Zur Radionacht Klanghorizonte im Deutschlandfunk am 15. Februar
„Soul singing and shining goes outward towards the cold and dark. Soul silent and cold comes inward to the shining, to the singing at the fire. Owl flies without sound; coyote goes in darkness; soul listens and holds still.“(Ursula Le Guin)
Es beginnt alles mit einem Blick zum Pazifischen Ozean. Ben Chasny ist Six Organs of Admittance und liefert eine furiose Variante von Americana ab – als würden Robbie Basho und My Bloody Valentine kosmische Musik entwickeln! Es beginnt auch mit der spannenden Leere, die entsteht, wenn die Gebrüder Eno sich über Jahre Klänge zusenden, bis mit „Mixing Colours“ ein kompletter Farbenkatalog entstanden ist. Da Roger Eno seinen Schubert, Satie und Joplin kennt (den Ragtime-Pianisten Scott Joplin, Sie erinnern sich ja wohl an die Gaunerkomödie „Der Clou“!), erscheinen die gesammelten Farbforschungen gar bei der Deutschen Grammophon Gesellschaft.

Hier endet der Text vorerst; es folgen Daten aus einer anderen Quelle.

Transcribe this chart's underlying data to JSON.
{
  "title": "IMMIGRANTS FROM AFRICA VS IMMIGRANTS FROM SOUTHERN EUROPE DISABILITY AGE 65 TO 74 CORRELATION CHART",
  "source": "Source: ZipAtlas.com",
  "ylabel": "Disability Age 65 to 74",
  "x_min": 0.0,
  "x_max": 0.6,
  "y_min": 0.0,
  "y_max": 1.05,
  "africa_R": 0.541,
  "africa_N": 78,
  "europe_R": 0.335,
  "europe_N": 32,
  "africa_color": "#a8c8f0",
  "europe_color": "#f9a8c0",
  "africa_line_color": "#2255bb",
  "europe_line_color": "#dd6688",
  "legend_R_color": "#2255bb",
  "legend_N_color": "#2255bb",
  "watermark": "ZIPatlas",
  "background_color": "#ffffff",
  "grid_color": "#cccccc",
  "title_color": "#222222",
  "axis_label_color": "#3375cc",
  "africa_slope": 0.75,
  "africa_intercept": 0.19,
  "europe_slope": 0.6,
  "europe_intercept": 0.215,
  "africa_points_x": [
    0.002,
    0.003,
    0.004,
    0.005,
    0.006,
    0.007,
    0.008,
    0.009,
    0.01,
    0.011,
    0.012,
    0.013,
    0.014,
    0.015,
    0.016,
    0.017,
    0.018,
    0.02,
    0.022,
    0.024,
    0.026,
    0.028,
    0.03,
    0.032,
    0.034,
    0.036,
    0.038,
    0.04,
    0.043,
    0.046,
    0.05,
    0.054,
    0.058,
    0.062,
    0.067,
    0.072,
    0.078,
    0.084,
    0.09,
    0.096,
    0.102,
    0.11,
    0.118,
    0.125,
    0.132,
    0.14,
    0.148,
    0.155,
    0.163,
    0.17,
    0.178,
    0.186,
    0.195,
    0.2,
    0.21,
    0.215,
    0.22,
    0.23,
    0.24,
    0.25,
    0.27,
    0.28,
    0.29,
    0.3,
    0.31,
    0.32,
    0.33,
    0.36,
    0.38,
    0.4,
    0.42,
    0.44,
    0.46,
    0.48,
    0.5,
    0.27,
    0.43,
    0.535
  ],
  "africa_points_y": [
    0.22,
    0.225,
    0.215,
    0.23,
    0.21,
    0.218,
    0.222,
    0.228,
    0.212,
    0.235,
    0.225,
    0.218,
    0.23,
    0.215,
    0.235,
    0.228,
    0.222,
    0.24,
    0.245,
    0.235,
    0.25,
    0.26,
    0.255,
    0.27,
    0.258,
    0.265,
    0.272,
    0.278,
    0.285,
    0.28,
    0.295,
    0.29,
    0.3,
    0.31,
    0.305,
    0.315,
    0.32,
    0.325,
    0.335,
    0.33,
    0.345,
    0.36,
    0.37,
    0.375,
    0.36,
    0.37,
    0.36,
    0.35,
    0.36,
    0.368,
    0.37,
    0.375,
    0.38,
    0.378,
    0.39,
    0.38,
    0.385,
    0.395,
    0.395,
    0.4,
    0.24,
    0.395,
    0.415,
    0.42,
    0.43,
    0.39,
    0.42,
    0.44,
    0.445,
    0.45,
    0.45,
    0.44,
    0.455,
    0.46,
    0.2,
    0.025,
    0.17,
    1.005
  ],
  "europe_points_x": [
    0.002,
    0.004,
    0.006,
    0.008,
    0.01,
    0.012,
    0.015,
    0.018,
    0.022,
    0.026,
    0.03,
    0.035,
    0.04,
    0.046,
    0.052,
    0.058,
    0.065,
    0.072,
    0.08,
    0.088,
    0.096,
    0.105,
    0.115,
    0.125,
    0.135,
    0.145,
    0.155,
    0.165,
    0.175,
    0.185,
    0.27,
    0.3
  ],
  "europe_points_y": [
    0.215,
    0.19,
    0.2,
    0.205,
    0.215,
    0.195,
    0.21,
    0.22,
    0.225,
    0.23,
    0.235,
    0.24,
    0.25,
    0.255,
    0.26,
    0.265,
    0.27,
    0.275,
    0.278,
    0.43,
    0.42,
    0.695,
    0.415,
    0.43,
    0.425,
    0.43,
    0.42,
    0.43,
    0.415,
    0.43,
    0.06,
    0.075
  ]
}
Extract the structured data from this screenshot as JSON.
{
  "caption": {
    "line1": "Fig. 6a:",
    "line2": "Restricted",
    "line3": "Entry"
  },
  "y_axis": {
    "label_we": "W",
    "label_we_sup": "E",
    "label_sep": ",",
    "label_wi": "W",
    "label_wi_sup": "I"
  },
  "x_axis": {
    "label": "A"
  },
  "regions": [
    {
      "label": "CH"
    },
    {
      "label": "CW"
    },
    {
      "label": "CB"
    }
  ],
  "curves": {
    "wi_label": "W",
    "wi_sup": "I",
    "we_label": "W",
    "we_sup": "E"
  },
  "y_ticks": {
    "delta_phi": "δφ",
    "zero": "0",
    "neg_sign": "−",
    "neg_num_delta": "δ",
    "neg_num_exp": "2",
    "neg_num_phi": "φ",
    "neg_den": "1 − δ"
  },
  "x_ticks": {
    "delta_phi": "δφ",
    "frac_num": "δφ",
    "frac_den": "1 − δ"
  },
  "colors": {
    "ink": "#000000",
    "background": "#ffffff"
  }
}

Samuel Rohrer, Ben Chasny und Thomas Köner haben ihre neuen Werke in dezenter Abgeschiedenheit aufgenommen: der erste arbeitet mit Trommeln und Elektronik, der zweite verwandelt sein Haus in ein unheimliches Gitarrentheater, der dritte fragt sich, wie könnte Musik der fernen Zukunft klingen – jedenfalls nicht nach Retrocharme! Und alle haben etwas zu ihrer Musik zu erzählen.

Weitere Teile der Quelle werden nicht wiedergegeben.